Prakirawan BMKG Bengkulu, Rudi Wahyu, menjelaskan bahwa kondisi ini diperburuk oleh kedekatan Bengkulu dengan wilayah perairan yang sedang mengalami gangguan atmosfer.
"Angin kencang dan hujan lebat ini terjadi karena adanya pembentukan bibit siklon serta gangguan atmosfer yang mempengaruhi cuaca di wilayah kita," ujarnya
Rudi menambahkan bahwa puncak musim hujan di Bengkulu diperkirakan terjadi antara Desember 2024 hingga Januari 2025. Selama periode ini, angin Muson Barat akan membawa kelembapan tinggi dari Asia, yang menyebabkan hujan lebat di wilayah Sumatera, termasuk Bengkulu.

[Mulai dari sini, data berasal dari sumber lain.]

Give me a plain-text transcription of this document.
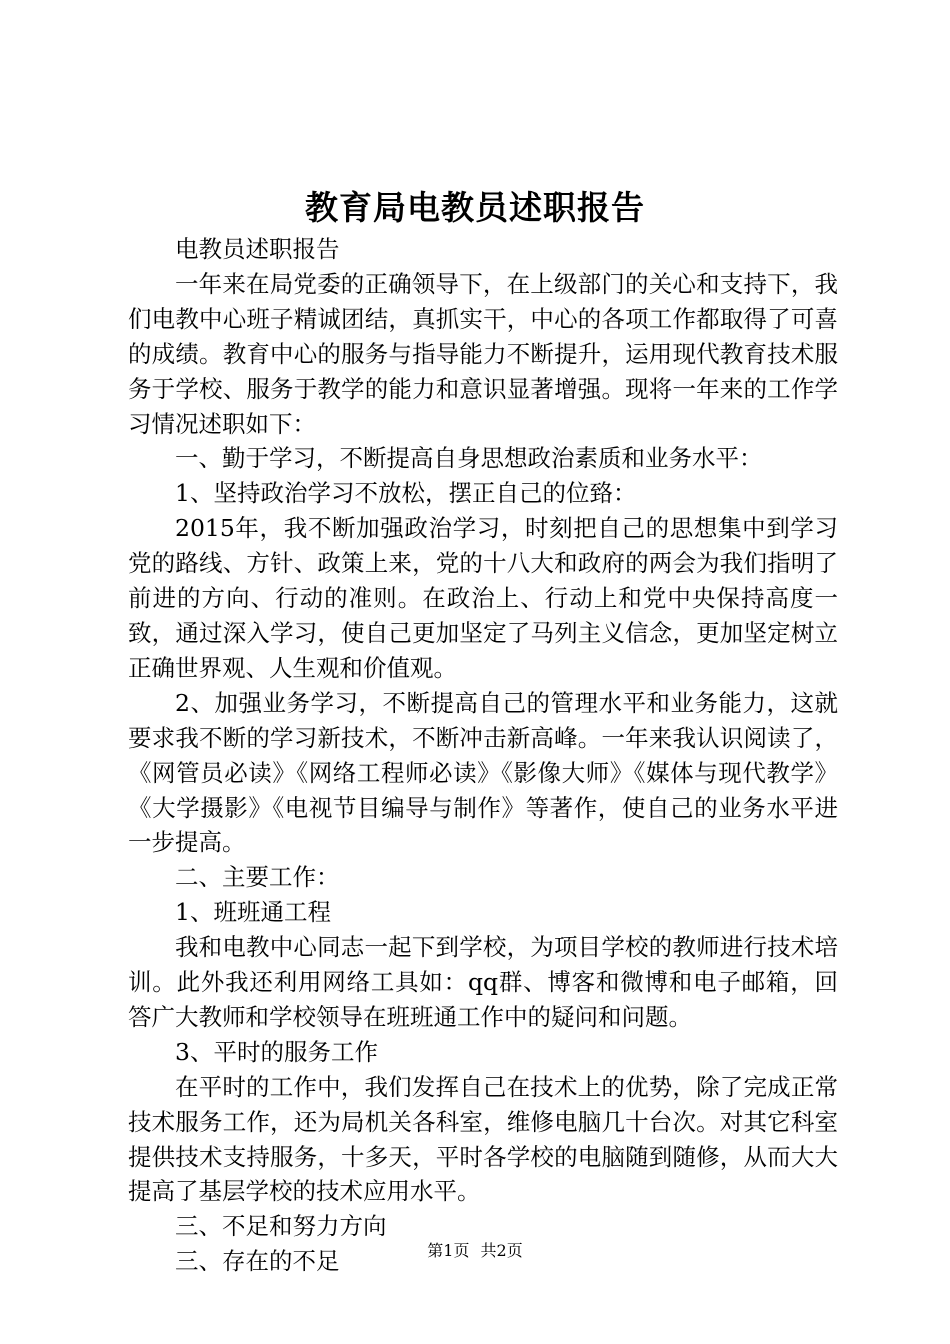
教育局电教员述职报告

电教员述职报告

一年来在局党委的正确领导下，在上级部门的关心和支持下，我们电教中心班子精诚团结，真抓实干，中心的各项工作都取得了可喜的成绩。教育中心的服务与指导能力不断提升，运用现代教育技术服务于学校、服务于教学的能力和意识显著增强。现将一年来的工作学习情况述职如下：

一、勤于学习，不断提高自身思想政治素质和业务水平：

1、坚持政治学习不放松，摆正自己的位臵：

2015年，我不断加强政治学习，时刻把自己的思想集中到学习党的路线、方针、政策上来，党的十八大和政府的两会为我们指明了前进的方向、行动的准则。在政治上、行动上和党中央保持高度一致，通过深入学习，使自己更加坚定了马列主义信念，更加坚定树立正确世界观、人生观和价值观。

2、加强业务学习，不断提高自己的管理水平和业务能力，这就要求我不断的学习新技术，不断冲击新高峰。一年来我认识阅读了，《网管员必读》《网络工程师必读》《影像大师》《媒体与现代教学》《大学摄影》《电视节目编导与制作》等著作，使自己的业务水平进一步提高。

二、主要工作：

1、班班通工程

我和电教中心同志一起下到学校，为项目学校的教师进行技术培训。此外我还利用网络工具如：qq群、博客和微博和电子邮箱，回答广大教师和学校领导在班班通工作中的疑问和问题。

3、平时的服务工作

在平时的工作中，我们发挥自己在技术上的优势，除了完成正常技术服务工作，还为局机关各科室，维修电脑几十台次。对其它科室提供技术支持服务，十多天，平时各学校的电脑随到随修，从而大大提高了基层学校的技术应用水平。

三、不足和努力方向

三、存在的不足	第1页 共2页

Selain itu, fenomena Gelombang Atmosfer Non-Oscilasi (NGO) juga turut mempengaruhi kondisi cuaca di Bengkulu.
"Gelombang atmosfer ini menjadi salah satu penyebab cuaca buruk yang terjadi, yang harus diwaspadai oleh masyarakat," ungkap Rudi.
BMKG mengingatkan agar masyarakat tetap waspada terhadap cuaca ekstrem, terutama angin kencang yang bisa datang secara mendadak.
"Puncak musim hujan ini membawa potensi angin kencang, hujan lebat, serta gelombang tinggi. Masyarakat diimbau untuk selalu memantau perkiraan cuaca dan bersiap menghadapi perubahan cuaca yang cepat," tambah Rudi.
Ia juga menekankan pentingnya kewaspadaan bagi warga yang tinggal di daerah rawan banjir dan dataran rendah.
"Masyarakat di wilayah yang berpotensi banjir harus lebih berhati-hati, karena hujan lebat bisa meningkatkan risiko banjir. Begitu juga dengan pohon-pohon tua yang rentan tumbang akibat angin kencang," tutupnya.
BMKG Bengkulu mengimbau seluruh masyarakat untuk tetap waspada dan siap menghadapi cuaca ekstrem yang bisa terjadi dalam beberapa hari ke depan.